Ende Oktober 2024 gab der Volkswagen-Betriebsrat bekannt, dass die Konzernleitung die Schließung von drei Werken in Deutschland erwägt, was zum Verlust von Zehntausenden Arbeitsplätzen sowie zu einer allgemeinen Lohnkürzung führen würde. Mit mehr als 200 Milliarden Euro Schulden ist Volkswagen das höchstverschuldete börsennotierte Unternehmen der Welt. Der Umsatz liegt auf Halbmast und die Kosten (insbesondere Energie-, Personal- und Forschungs- und Entwicklungskosten) sind explodiert.
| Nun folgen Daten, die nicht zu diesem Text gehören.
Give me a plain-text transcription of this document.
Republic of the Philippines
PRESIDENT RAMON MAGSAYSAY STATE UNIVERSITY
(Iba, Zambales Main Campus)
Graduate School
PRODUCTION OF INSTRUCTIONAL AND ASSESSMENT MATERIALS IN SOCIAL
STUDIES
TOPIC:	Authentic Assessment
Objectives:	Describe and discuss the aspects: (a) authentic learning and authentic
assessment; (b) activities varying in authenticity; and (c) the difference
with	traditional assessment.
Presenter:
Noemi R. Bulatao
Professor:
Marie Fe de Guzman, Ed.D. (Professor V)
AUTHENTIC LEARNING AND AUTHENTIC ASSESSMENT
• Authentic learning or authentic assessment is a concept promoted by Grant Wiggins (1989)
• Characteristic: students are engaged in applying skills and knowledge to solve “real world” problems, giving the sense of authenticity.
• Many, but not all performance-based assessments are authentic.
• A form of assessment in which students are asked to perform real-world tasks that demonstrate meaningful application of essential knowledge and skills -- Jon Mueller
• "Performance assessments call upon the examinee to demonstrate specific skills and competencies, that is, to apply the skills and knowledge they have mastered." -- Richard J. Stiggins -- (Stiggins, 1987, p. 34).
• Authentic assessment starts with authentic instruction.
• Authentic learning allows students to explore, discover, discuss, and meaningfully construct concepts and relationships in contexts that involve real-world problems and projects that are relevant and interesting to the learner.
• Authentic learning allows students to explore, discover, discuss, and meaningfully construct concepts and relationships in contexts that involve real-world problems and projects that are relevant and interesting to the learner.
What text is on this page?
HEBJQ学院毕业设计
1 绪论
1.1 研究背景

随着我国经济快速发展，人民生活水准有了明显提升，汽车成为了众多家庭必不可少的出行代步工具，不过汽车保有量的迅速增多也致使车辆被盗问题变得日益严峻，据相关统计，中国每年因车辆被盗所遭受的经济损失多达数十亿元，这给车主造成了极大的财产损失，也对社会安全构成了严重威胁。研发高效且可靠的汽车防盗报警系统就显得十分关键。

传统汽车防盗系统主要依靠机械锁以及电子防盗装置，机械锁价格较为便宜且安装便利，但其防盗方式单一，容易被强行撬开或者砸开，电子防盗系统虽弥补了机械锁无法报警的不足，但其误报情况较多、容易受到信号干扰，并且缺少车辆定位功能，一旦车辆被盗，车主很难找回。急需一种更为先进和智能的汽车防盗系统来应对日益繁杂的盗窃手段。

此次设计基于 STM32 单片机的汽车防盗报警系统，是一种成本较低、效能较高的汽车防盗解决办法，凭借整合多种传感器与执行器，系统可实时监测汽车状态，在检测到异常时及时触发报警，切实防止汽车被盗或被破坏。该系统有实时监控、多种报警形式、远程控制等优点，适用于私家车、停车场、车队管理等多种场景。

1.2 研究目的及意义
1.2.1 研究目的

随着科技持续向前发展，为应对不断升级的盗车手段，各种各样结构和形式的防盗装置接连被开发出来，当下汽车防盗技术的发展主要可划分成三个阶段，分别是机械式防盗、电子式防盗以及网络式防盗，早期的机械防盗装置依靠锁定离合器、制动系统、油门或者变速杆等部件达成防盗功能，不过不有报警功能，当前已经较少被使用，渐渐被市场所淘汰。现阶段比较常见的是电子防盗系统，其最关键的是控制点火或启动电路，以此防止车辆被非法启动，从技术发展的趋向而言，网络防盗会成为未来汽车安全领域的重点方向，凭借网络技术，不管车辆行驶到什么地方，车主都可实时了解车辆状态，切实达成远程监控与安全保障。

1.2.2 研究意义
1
Am 30. Oktober bestätigte der Konzern diese Befürchtungen, indem er einen Rückgang seines Nettogewinns um 63,7 % im dritten Quartal ankündigte.

Wie kam der führende europäische Automobilhersteller, der führende industrielle Arbeitgeber im Land der Deutschen Qualität, Symbol des rheinischen Kapitalismus und einer harmonischen Mitführung zwischen Aktionären und Gewerkschaften, dorthin? Sicherlich infolge einer Reihe strategischer Fehler, barocker Regierungsführung und toxischer Managementpraktiken.

Ein deutsches Modell

Volkswagen wurde im Mai 1937 vom österreichischen Ingenieur Ferdinand Porsche als Reaktion auf Adolf Hitlers Wunsch nach einem „Volksauto“ (wörtlich Volkswagen auf Deutsch) gegründet. Es war der Käfer, ein robustes, praktisches und sparsames Fahrzeug, das mehr als 15 Millionen Mal verkauft wurde und das Ford Model T als größten Erfolg in der Geschichte des Automobils ablöste.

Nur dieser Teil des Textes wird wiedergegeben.